The lone investigator probing claims of corruption which were levelled against the Customs Anti Narcotic Unit (CANU) by self confessed drug lord, Barry Dataram has found no proof to support those claims.
The report was recently handed over to the government and is to be made public after a review by Cabinet.
But even before that review is conducted and the document is made public, the President has placed on record that the investigations found that the allegations were without merit.
Dataram had claimed that the Customs Anti-Narcotics Unit was involved in the drug trade and that the unit had agents who were allowing cocaine to pass through the Cheddi Jagan Airport.
CANU immediately dismissed the allegations of Dataram and a Board of Inquiry was set up by the President to probe the allegations.

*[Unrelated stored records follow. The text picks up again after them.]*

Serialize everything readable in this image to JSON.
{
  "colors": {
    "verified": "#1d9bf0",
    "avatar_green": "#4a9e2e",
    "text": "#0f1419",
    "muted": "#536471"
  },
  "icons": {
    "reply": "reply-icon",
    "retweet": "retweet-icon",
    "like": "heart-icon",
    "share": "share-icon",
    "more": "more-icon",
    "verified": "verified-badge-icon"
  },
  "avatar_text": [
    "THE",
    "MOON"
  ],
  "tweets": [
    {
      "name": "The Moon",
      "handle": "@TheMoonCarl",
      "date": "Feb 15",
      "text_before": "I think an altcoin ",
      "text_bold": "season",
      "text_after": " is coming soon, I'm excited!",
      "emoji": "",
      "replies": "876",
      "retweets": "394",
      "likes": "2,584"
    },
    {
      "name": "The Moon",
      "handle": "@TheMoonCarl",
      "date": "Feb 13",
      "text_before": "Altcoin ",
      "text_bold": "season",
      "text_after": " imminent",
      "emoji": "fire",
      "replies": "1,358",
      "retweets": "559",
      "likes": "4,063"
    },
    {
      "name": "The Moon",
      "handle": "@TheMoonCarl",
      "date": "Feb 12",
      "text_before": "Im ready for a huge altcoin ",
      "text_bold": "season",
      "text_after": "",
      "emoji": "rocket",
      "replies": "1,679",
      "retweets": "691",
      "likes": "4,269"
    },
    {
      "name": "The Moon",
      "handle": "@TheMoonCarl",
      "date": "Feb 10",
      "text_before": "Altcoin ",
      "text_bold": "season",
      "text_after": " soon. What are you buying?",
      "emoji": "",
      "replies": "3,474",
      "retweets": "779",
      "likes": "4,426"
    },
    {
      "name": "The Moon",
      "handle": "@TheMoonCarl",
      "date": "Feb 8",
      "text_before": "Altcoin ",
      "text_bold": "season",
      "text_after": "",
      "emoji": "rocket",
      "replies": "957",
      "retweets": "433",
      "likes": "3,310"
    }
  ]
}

Dataram is currently before the courts on a 225 pound cocaine trafficking charge. Dataram is also wanted by US Authorities for drug trafficking in the US.
While Dataram’s claims could not be substantiated, the President said other weaknesses and deficiencies were discovered.
It was recommended that urgent administrative attention be given to addressing these deficiencies.
“It pointed to the need for administrative changes in the architecture of Guyana’s anti narcotics programme… as far as the specific allegations are concerned, the Commission found that they were without merit,” President Granger said.
He said it was found that there was not sufficient funding and equipment to deal with the drug trafficking situation.
The President explained that the establishment of the National Anti Narcotics Agency (NANA) was already looking at these deficiencies.
NANA is an umbrella body comprising CANU, the Guyana Revenue Authority and the Police Narcotics Branch that is tasked with streamlining the countrywide anti narcotics programme.